Why Losing Jon Stewart Hurts the Middle East
Jon Stewart and Bassem Youssef on “The Daily Show” / Youtube
Jon Stewart quitting “The Daily Show” is bad for the Jews. It’s bad for the Muslims. It’s bad for the entire Middle East.
If you want to know why, just watch this clip of the real Jon Stewart joking around with “Egypt’s Jon Stewart,” Bassem Youssef. It aired shortly before Jon announced his decision to leave the show, and it revolves around a simple question: What can America do to fix the Middle East?
Bassem’s answer is simple, too: “How about — nothing!”
Jon plays devil’s advocate, arguing, “If the people choose the wrong government, we’ll help them get it right. Some boots on the ground, some advisers.” Which, of course, sets Bassem up to explain just what’s wrong with America’s interventionist foreign policy.
But then Bassem takes it one step further — by laughing at himself, at his own argument, at his own people. He provides that dash of self-deprecation without which comedy fails to be, you know, comedic (Israel’s totally unfunny “Hakol Shafit” is a good example of this).
“We want you to f—k off and leave us alone,” Bassem says. “But not right away. We could still use the aid money, and a few weapons, and some investments… What I’m saying is, if you could f—k gradually off, that would be better for everybody.”
This is Middle East comedy at its best: an unflinching look at the catch-22s and double standards that plague both — no, all — sides.
And who’s been providing the mechanism for this comedy for over 15 years? Jon, of course.

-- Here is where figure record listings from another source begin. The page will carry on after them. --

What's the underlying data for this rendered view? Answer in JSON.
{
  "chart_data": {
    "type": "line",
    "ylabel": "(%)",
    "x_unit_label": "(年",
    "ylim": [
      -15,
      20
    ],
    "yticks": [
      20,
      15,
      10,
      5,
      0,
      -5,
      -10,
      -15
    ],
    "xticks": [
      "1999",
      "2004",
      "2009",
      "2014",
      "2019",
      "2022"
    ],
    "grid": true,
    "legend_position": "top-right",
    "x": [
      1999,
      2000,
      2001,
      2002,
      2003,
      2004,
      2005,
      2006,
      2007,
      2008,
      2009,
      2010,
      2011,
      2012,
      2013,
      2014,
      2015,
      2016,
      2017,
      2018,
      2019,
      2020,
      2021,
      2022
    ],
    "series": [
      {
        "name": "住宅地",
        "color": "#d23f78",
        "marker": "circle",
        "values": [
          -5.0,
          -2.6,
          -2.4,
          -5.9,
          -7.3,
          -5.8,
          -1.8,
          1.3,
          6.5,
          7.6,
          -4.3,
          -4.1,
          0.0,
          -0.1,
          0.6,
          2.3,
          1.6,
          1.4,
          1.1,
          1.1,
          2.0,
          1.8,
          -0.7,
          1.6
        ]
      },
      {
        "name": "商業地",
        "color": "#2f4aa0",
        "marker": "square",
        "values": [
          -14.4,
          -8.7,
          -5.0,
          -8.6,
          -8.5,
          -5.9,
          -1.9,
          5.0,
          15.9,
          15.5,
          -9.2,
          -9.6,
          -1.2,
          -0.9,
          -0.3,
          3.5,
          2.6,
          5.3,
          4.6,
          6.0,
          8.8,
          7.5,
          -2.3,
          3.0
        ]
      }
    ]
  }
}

He’s been providing it not only in the U.S., but also in places like Egypt, where he inspired Bassem to start his own wildly popular satire show that began as a Middle Eastern riff on “The Daily Show.”
Every week, Bassem took to TV to wittily eviscerate the top leaders of the Arab world, and endear himself hugely to the Arab public (40 million viewers!). But then Sisi came to power in Egypt — and, sadly, the dissenters went the way of the Pharaohs.
In many ways, it was Jon Stewart who modeled this dissent.
He’s fought funnily and vociferously against the idea that “questioning in any way the effectiveness or humanity of Israel’s policies” automatically makes you an anti-Israel self-hating Jew:
And he’s memorably pointed out some of the absurdities of the special relationship between the U.S. and Israel (“We cannot be Israel’s rehab sponsor and its drug dealer!”):
But ultimately, his greatest achievement may have been giving others the comedic tools to do the same sort of thing wherever they might find themselves.
With Jon gone, it will soon be up to others to fill his shoes — and they will be big, big shoes to fill. Yet if there’s anything comforting in Jon’s departure, it’s the knowledge that he’s already set others up to do just that.